3. Unimpaired hearing participants responded in a very different fashion from hearing aid users in the speech recognition and annoyance tests. Hence, their use as test subjects may be inappropriate in examining hearing aid interference, developing standards, and evaluating solutions.

4. The following factors were found to generate statistically reliable differences in interference:

  • phone technology (J-STD-007, IS-54, IS-95)
  • hearing aid type (behind-the-ear (BTE), in-the-ear full shell (ITE), in-the-ear half shell (HS), in-the-canal (ITC), and completely-in-canal (CIC))
  • hearing loss configuration (flat, sloping, ski slope, rising)
  • hearing loss severity (mild, moderate, moderately severe, severe, and profound).

5. In more than 80 percent of the tests, hearing aid users did not experience any interference unless the phone was within one meter (3.3 ft). In fact, in 16 percent of the tests, participants reported no interference even when the phone was at a distance of less than 4 inches (10 cm).

6. On the average, hearing aid users in the study did not experience any annoyance unless the phones were within two feet of the hearing aid. Only 2 percent of the tests at one meter (3.3 ft) and 12 percent of the tests at a half meter (1.6 ft) resulted in annoying interference (rating of 3 or greater). However, the results varied by hearing aid type, hearing loss configuration and phone technology.

7. Among the three phone technologies tested in the maximum interference configuration (i.e., full power which is not typical of their operation in normal use), CDMA-800 phones (IS-95) tested with a variable vocoder rate resulted in lower interference across all measures.

8. Among hearing aid types, BTE users experienced the most interference, while ITC users experienced the least interference.

9. Among hearing loss configurations, ski slope hearing loss participants experienced the least interference from RF signals.

10. Shielding the BTE hearing aids with a metallic coating effectively reduced bystander interference at all distances.

11. Placing a copper shield between the phone antenna and the hearing aid reduced interference. The technical feasibility and manufacturability of any shielding and its impact on phone and system performance have not been evaluated.

12. The perception of interference increased with an increase in hearing loss severity.

13. In addition to the factors identified in conclusion 4, the following interaction (combination) effects were also statistically significant:

  • phone technology and hearing aid type
  • hearing loss configuration and hearing aid type.

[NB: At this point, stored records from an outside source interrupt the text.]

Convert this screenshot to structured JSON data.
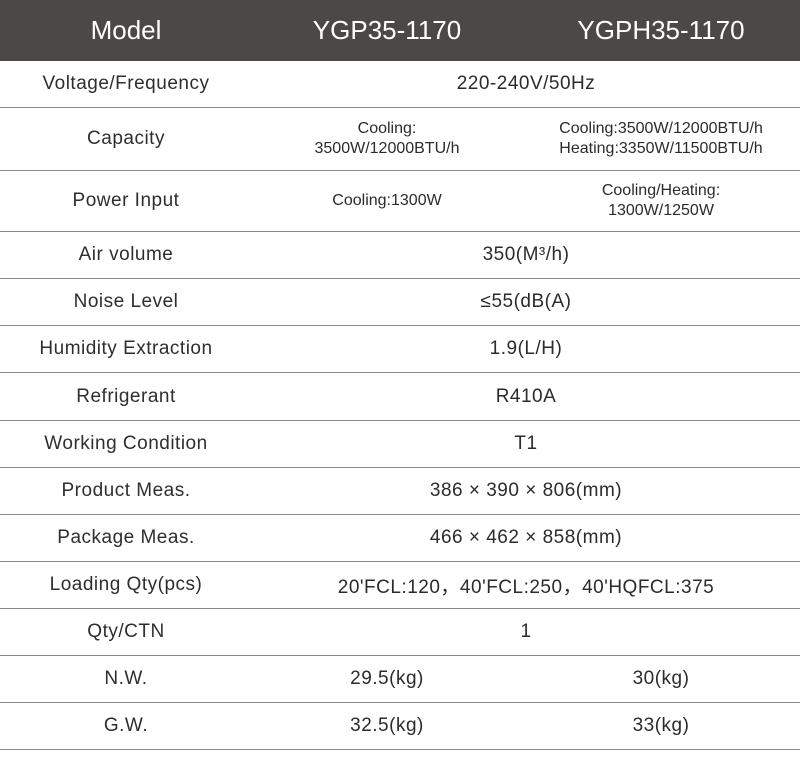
{
  "header": {
    "label": "Model",
    "model_1": "YGP35-1170",
    "model_2": "YGPH35-1170"
  },
  "rows": [
    {
      "label": "Voltage/Frequency",
      "value": "220-240V/50Hz"
    },
    {
      "label": "Capacity",
      "value_1_line1": "Cooling:",
      "value_1_line2": "3500W/12000BTU/h",
      "value_2_line1": "Cooling:3500W/12000BTU/h",
      "value_2_line2": "Heating:3350W/11500BTU/h"
    },
    {
      "label": "Power Input",
      "value_1": "Cooling:1300W",
      "value_2_line1": "Cooling/Heating:",
      "value_2_line2": "1300W/1250W"
    },
    {
      "label": "Air volume",
      "value": "350(M³/h)"
    },
    {
      "label": "Noise Level",
      "value": "≤55(dB(A)"
    },
    {
      "label": "Humidity Extraction",
      "value": "1.9(L/H)"
    },
    {
      "label": "Refrigerant",
      "value": "R410A"
    },
    {
      "label": "Working Condition",
      "value": "T1"
    },
    {
      "label": "Product Meas.",
      "value": "386 × 390 × 806(mm)"
    },
    {
      "label": "Package Meas.",
      "value": "466 × 462 × 858(mm)"
    },
    {
      "label": "Loading Qty(pcs)",
      "value": "20'FCL:120，40'FCL:250，40'HQFCL:375"
    },
    {
      "label": "Qty/CTN",
      "value": "1"
    },
    {
      "label": "N.W.",
      "value_1": "29.5(kg)",
      "value_2": "30(kg)"
    },
    {
      "label": "G.W.",
      "value_1": "32.5(kg)",
      "value_2": "33(kg)"
    }
  ]
}
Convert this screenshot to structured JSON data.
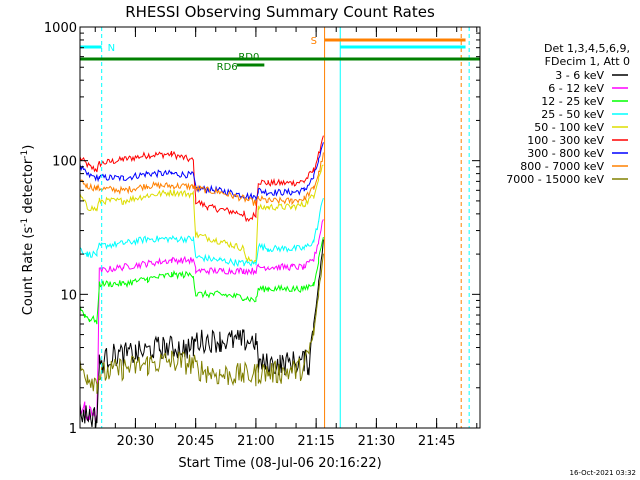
{
  "chart_data": {
    "type": "line",
    "title": "RHESSI Observing Summary Count Rates",
    "xlabel": "Start Time (08-Jul-06 20:16:22)",
    "ylabel_main": "Count Rate (s",
    "ylabel_sup1": "-1",
    "ylabel_mid": " detector",
    "ylabel_sup2": "-1",
    "ylabel_end": ")",
    "yscale": "log",
    "ylim": [
      1,
      1000
    ],
    "xlim_minutes": [
      20.27,
      21.93
    ],
    "y_ticks": [
      {
        "value": 1,
        "label": "1"
      },
      {
        "value": 10,
        "label": "10"
      },
      {
        "value": 100,
        "label": "100"
      },
      {
        "value": 1000,
        "label": "1000"
      }
    ],
    "x_ticks": [
      {
        "minute": 20.5,
        "label": "20:30"
      },
      {
        "minute": 20.75,
        "label": "20:45"
      },
      {
        "minute": 21.0,
        "label": "21:00"
      },
      {
        "minute": 21.25,
        "label": "21:15"
      },
      {
        "minute": 21.5,
        "label": "21:30"
      },
      {
        "minute": 21.75,
        "label": "21:45"
      }
    ],
    "legend": {
      "placement": "right",
      "header1": "Det 1,3,4,5,6,9,",
      "header2": "FDecim 1, Att 0",
      "entries": [
        {
          "label": "3 - 6 keV",
          "color": "#000000"
        },
        {
          "label": "6 - 12 keV",
          "color": "#ff00ff"
        },
        {
          "label": "12 - 25 keV",
          "color": "#00ff00"
        },
        {
          "label": "25 - 50 keV",
          "color": "#00ffff"
        },
        {
          "label": "50 - 100 keV",
          "color": "#dddd00"
        },
        {
          "label": "100 - 300 keV",
          "color": "#ff0000"
        },
        {
          "label": "300 - 800 keV",
          "color": "#0000ff"
        },
        {
          "label": "800 - 7000 keV",
          "color": "#ff8000"
        },
        {
          "label": "7000 - 15000 keV",
          "color": "#808000"
        }
      ]
    },
    "series": [
      {
        "color": "#ff0000",
        "points": [
          [
            20.27,
            105
          ],
          [
            20.31,
            90
          ],
          [
            20.34,
            85
          ],
          [
            20.35,
            95
          ],
          [
            20.45,
            102
          ],
          [
            20.55,
            110
          ],
          [
            20.65,
            112
          ],
          [
            20.74,
            100
          ],
          [
            20.75,
            50
          ],
          [
            20.8,
            45
          ],
          [
            20.95,
            40
          ],
          [
            20.96,
            35
          ],
          [
            21.0,
            40
          ],
          [
            21.01,
            70
          ],
          [
            21.05,
            68
          ],
          [
            21.15,
            68
          ],
          [
            21.2,
            70
          ],
          [
            21.24,
            85
          ],
          [
            21.26,
            110
          ],
          [
            21.28,
            160
          ]
        ]
      },
      {
        "color": "#0000ff",
        "points": [
          [
            20.27,
            90
          ],
          [
            20.3,
            78
          ],
          [
            20.34,
            75
          ],
          [
            20.35,
            75
          ],
          [
            20.45,
            74
          ],
          [
            20.55,
            80
          ],
          [
            20.65,
            80
          ],
          [
            20.74,
            78
          ],
          [
            20.75,
            62
          ],
          [
            20.85,
            60
          ],
          [
            20.95,
            55
          ],
          [
            21.0,
            53
          ],
          [
            21.01,
            60
          ],
          [
            21.05,
            58
          ],
          [
            21.15,
            58
          ],
          [
            21.2,
            60
          ],
          [
            21.24,
            75
          ],
          [
            21.26,
            100
          ],
          [
            21.28,
            130
          ]
        ]
      },
      {
        "color": "#ff8000",
        "points": [
          [
            20.27,
            72
          ],
          [
            20.3,
            65
          ],
          [
            20.34,
            62
          ],
          [
            20.35,
            62
          ],
          [
            20.45,
            60
          ],
          [
            20.55,
            65
          ],
          [
            20.65,
            65
          ],
          [
            20.74,
            64
          ],
          [
            20.75,
            62
          ],
          [
            20.85,
            58
          ],
          [
            20.95,
            52
          ],
          [
            21.0,
            48
          ],
          [
            21.01,
            52
          ],
          [
            21.05,
            50
          ],
          [
            21.15,
            50
          ],
          [
            21.2,
            52
          ],
          [
            21.24,
            62
          ],
          [
            21.26,
            80
          ],
          [
            21.28,
            110
          ]
        ]
      },
      {
        "color": "#dddd00",
        "points": [
          [
            20.27,
            55
          ],
          [
            20.3,
            45
          ],
          [
            20.34,
            43
          ],
          [
            20.35,
            50
          ],
          [
            20.45,
            50
          ],
          [
            20.55,
            55
          ],
          [
            20.65,
            58
          ],
          [
            20.74,
            56
          ],
          [
            20.75,
            28
          ],
          [
            20.85,
            25
          ],
          [
            20.95,
            22
          ],
          [
            20.96,
            18
          ],
          [
            21.0,
            18
          ],
          [
            21.01,
            44
          ],
          [
            21.05,
            45
          ],
          [
            21.15,
            45
          ],
          [
            21.2,
            47
          ],
          [
            21.24,
            55
          ],
          [
            21.26,
            75
          ],
          [
            21.28,
            95
          ]
        ]
      },
      {
        "color": "#00ffff",
        "points": [
          [
            20.27,
            22
          ],
          [
            20.3,
            20
          ],
          [
            20.34,
            20
          ],
          [
            20.35,
            23
          ],
          [
            20.45,
            24
          ],
          [
            20.55,
            26
          ],
          [
            20.65,
            26
          ],
          [
            20.74,
            26
          ],
          [
            20.75,
            19
          ],
          [
            20.85,
            18
          ],
          [
            20.95,
            17
          ],
          [
            21.0,
            17
          ],
          [
            21.01,
            23
          ],
          [
            21.05,
            22
          ],
          [
            21.15,
            22
          ],
          [
            21.2,
            22
          ],
          [
            21.24,
            25
          ],
          [
            21.26,
            35
          ],
          [
            21.28,
            55
          ]
        ]
      },
      {
        "color": "#ff00ff",
        "points": [
          [
            20.27,
            1.5
          ],
          [
            20.29,
            1.3
          ],
          [
            20.31,
            1.2
          ],
          [
            20.33,
            1.4
          ],
          [
            20.34,
            1.1
          ],
          [
            20.35,
            15
          ],
          [
            20.45,
            16
          ],
          [
            20.55,
            17
          ],
          [
            20.65,
            18
          ],
          [
            20.74,
            18
          ],
          [
            20.75,
            15
          ],
          [
            20.85,
            15
          ],
          [
            20.95,
            15
          ],
          [
            21.0,
            15
          ],
          [
            21.01,
            16
          ],
          [
            21.05,
            16
          ],
          [
            21.15,
            16
          ],
          [
            21.2,
            16
          ],
          [
            21.24,
            18
          ],
          [
            21.26,
            25
          ],
          [
            21.28,
            38
          ]
        ]
      },
      {
        "color": "#00ff00",
        "points": [
          [
            20.27,
            8
          ],
          [
            20.29,
            7
          ],
          [
            20.31,
            6.5
          ],
          [
            20.33,
            6.5
          ],
          [
            20.34,
            6
          ],
          [
            20.35,
            12
          ],
          [
            20.45,
            12
          ],
          [
            20.55,
            13
          ],
          [
            20.65,
            14
          ],
          [
            20.74,
            14
          ],
          [
            20.75,
            10
          ],
          [
            20.85,
            10
          ],
          [
            20.95,
            9.5
          ],
          [
            21.0,
            9
          ],
          [
            21.01,
            11
          ],
          [
            21.05,
            11
          ],
          [
            21.15,
            11
          ],
          [
            21.2,
            11
          ],
          [
            21.24,
            12
          ],
          [
            21.26,
            18
          ],
          [
            21.28,
            28
          ]
        ]
      },
      {
        "color": "#000000",
        "points": [
          [
            20.27,
            1.3
          ],
          [
            20.34,
            1.2
          ],
          [
            20.35,
            3
          ],
          [
            20.4,
            3.5
          ],
          [
            20.5,
            3.6
          ],
          [
            20.6,
            4
          ],
          [
            20.7,
            4
          ],
          [
            20.74,
            4
          ],
          [
            20.75,
            4.5
          ],
          [
            20.85,
            4.5
          ],
          [
            20.95,
            4.5
          ],
          [
            21.0,
            4.5
          ],
          [
            21.01,
            3
          ],
          [
            21.1,
            3
          ],
          [
            21.2,
            3.2
          ],
          [
            21.22,
            3
          ],
          [
            21.24,
            6
          ],
          [
            21.26,
            12
          ],
          [
            21.28,
            25
          ]
        ]
      },
      {
        "color": "#808000",
        "points": [
          [
            20.27,
            2.8
          ],
          [
            20.3,
            2.5
          ],
          [
            20.34,
            2.2
          ],
          [
            20.35,
            2.5
          ],
          [
            20.45,
            2.8
          ],
          [
            20.55,
            3
          ],
          [
            20.65,
            3.2
          ],
          [
            20.74,
            3
          ],
          [
            20.75,
            2.8
          ],
          [
            20.85,
            2.5
          ],
          [
            20.95,
            2.5
          ],
          [
            21.0,
            2.5
          ],
          [
            21.01,
            2.6
          ],
          [
            21.1,
            2.6
          ],
          [
            21.2,
            2.8
          ],
          [
            21.24,
            5
          ],
          [
            21.26,
            10
          ],
          [
            21.28,
            20
          ]
        ]
      }
    ],
    "annotations": {
      "N_label": "N",
      "S_label": "S",
      "RD0_label": "RD0",
      "RD6_label": "RD6",
      "timestamp": "16-Oct-2021 03:32"
    }
  }
}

For example, participants with BTE hearing aids noticed comparatively greater interference from PCS-1900 (J-STD-007) phone signals. Similarly, CIC users reported greater than expected interference from TDMA-800 (IS-54) phone signals.

Future Research

While the clinical study is complete, the data should be viewed as “first phase” results and not typical of actual phone use. The research focused on evaluating worst-case interaction conditions for hearing aids and phone technologies. Additional investigation is required to test these three phone technologies and others under “normal” operating conditions which users might experience.

Phase II of the Hearing Aid - Wireless Phone Interaction Study involves both instrument-based and hearing aid user testing with an emphasis on identifying the mechanism of the interaction and leading to the development of standards for hearing aid immunity and phone emissions, and the evaluation of solutions. Phase II also involves quantification of the subjective annoyance ratings of hearing aid users in terms of objective acoustic measurements. When completed, the study will have evaluated most North American digital phone technologies and types of hearing aids.